Come racconta il Corriere della Sera l’ateneo bresciano ha messo a punto un maxi forno per salvare le batterie esauste e l’ambiente
Entro il 20230 il fabbisogno di litio dovrebbe aumentare di circa 30 volte. Per questo in giro per il mondo ci si organizza per riutilizzare quello già impiegato all’interno delle batterie. Succede anche all’Università di Brescia, dove – racconta la pagina locale del Corriere della Sera – è stato messo a punto un forno a microonde di dimensioni fuori dal comune. Il progetto è finanziato dal ministero dell’Università e della Ricerca con un milione di euro e dovrebbe vedere la luce entro un anno presso l’Innovation Hub CSMT.

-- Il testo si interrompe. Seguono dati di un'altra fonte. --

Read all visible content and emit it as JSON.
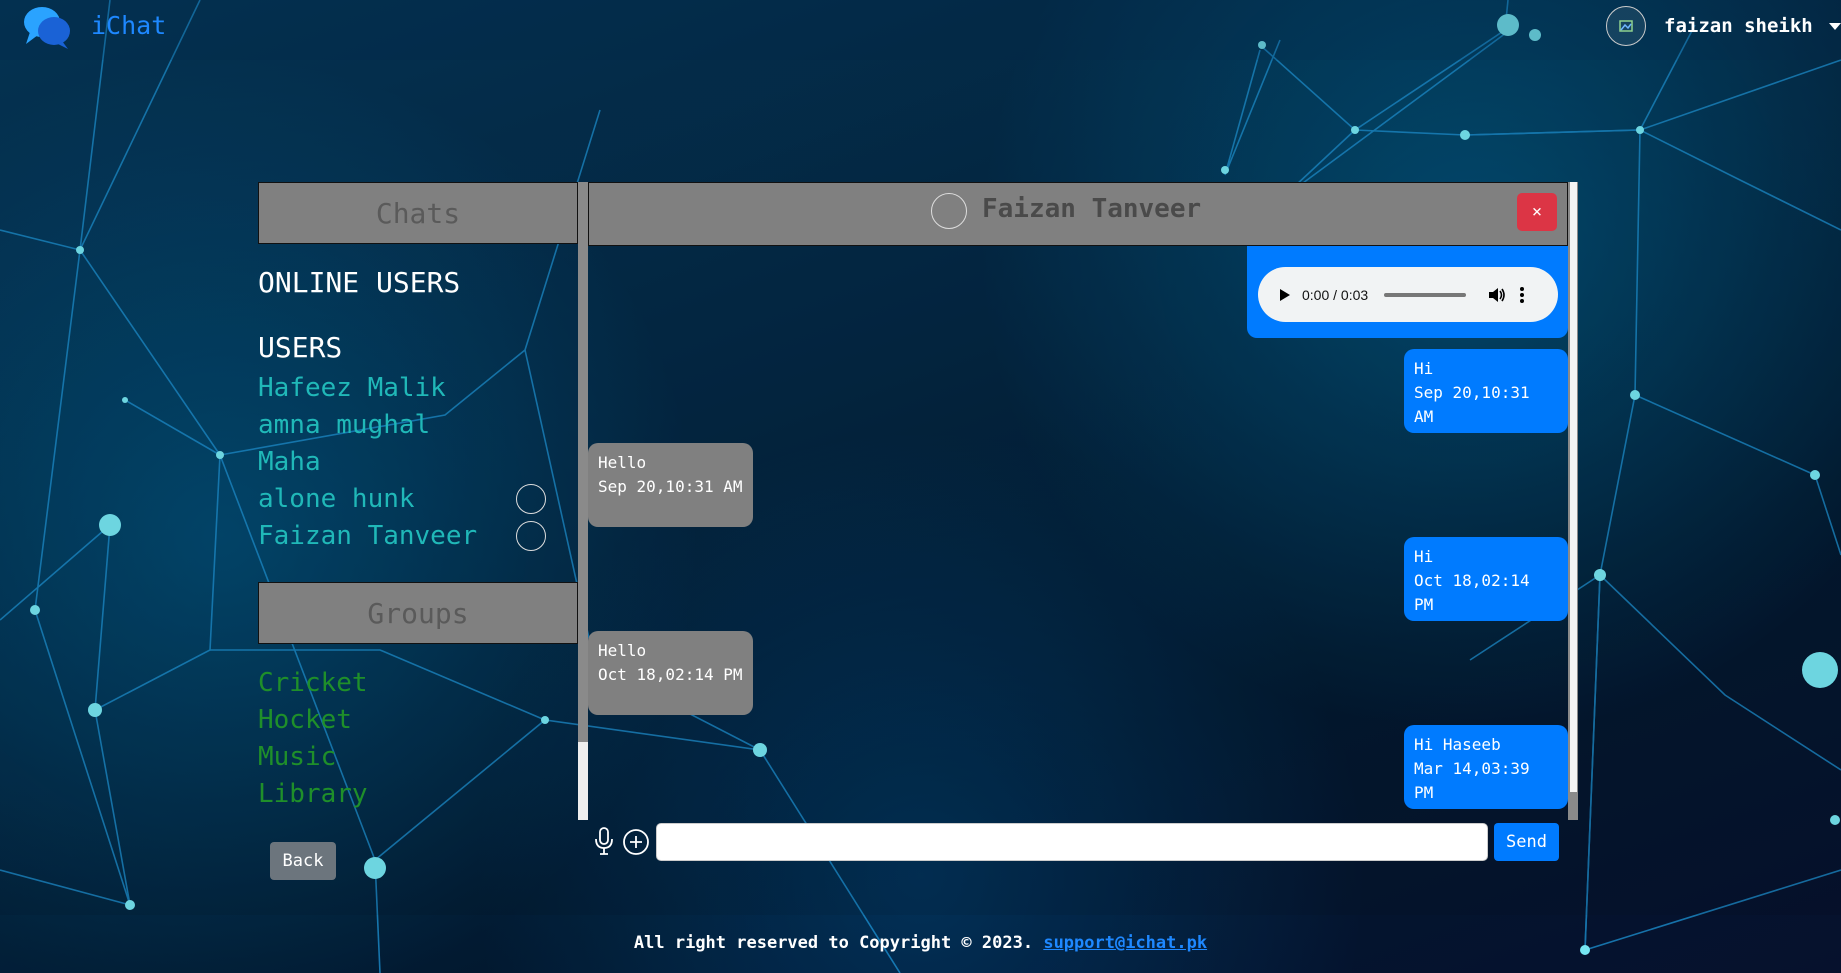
{
  "brand": {
    "name": "iChat",
    "logo_icon": "chat-bubbles-icon"
  },
  "navbar": {
    "username": "faizan sheikh"
  },
  "sidebar": {
    "chats_title": "Chats",
    "online_users_title": "ONLINE USERS",
    "users_title": "USERS",
    "users": [
      {
        "name": "Hafeez Malik",
        "has_avatar": false
      },
      {
        "name": "amna mughal",
        "has_avatar": false
      },
      {
        "name": "Maha",
        "has_avatar": false
      },
      {
        "name": "alone hunk",
        "has_avatar": true
      },
      {
        "name": "Faizan Tanveer",
        "has_avatar": true
      }
    ],
    "groups_title": "Groups",
    "groups": [
      "Cricket",
      "Hocket",
      "Music",
      "Library"
    ],
    "back_label": "Back"
  },
  "chat": {
    "contact_name": "Faizan Tanveer",
    "close_label": "×",
    "audio": {
      "time": "0:00 / 0:03"
    },
    "messages": [
      {
        "direction": "sent",
        "text": "Hi",
        "time": "Sep 20,10:31 AM"
      },
      {
        "direction": "received",
        "text": "Hello",
        "time": "Sep 20,10:31 AM"
      },
      {
        "direction": "sent",
        "text": "Hi",
        "time": "Oct 18,02:14 PM"
      },
      {
        "direction": "received",
        "text": "Hello",
        "time": "Oct 18,02:14 PM"
      },
      {
        "direction": "sent",
        "text": "Hi Haseeb",
        "time": "Mar 14,03:39 PM"
      }
    ]
  },
  "composer": {
    "placeholder": "",
    "send_label": "Send",
    "mic_icon": "microphone-icon",
    "attach_icon": "plus-circle-icon"
  },
  "footer": {
    "text": "All right reserved to Copyright © 2023.",
    "email": "support@ichat.pk"
  },
  "colors": {
    "accent": "#007bff",
    "brand": "#1e88ff",
    "close": "#dc3545",
    "panel": "#808080",
    "user_link": "#20b8b8",
    "group_link": "#1f8f2a"
  }
}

Parte tutto dall’idea della professoressa Elza Bontempi, che qualche tempo fa ipotizzò di “recuperare il litio ed il cobalto presenti nelle batterie esauste mettendole in un semplice forno a microonde e in una soluzione acida, come l’aceto di mele“. Detto e quasi fatto: a quell’ipotesi sono seguite sperimentazioni per un anno e mezzo e ora si è arrivati allo stanziamento dei fondi per un impianto pilota in grado di trattare quantitativi notevoli di materiale esausto.
Il progetto è di importanza cruciale e c’è da augurarsi che faccia da apripista ad altri visto che, come riporta Corriere, nel giro di pochi anni l’Italia avrà da smaltire 9,2 milioni di batterie e attualmente solo il 5% del litio viene riciclato in tutto il mondo. Rispetto agli altri sistemi di recupero questo forno ha un ridotto impatto ambientale (a differenza dei sistemi idrometallurgici a base di acidi) e ha un basso dispendio di energia (a differenza dei sistemi pirometallurgici con forni a oltre mille gradi).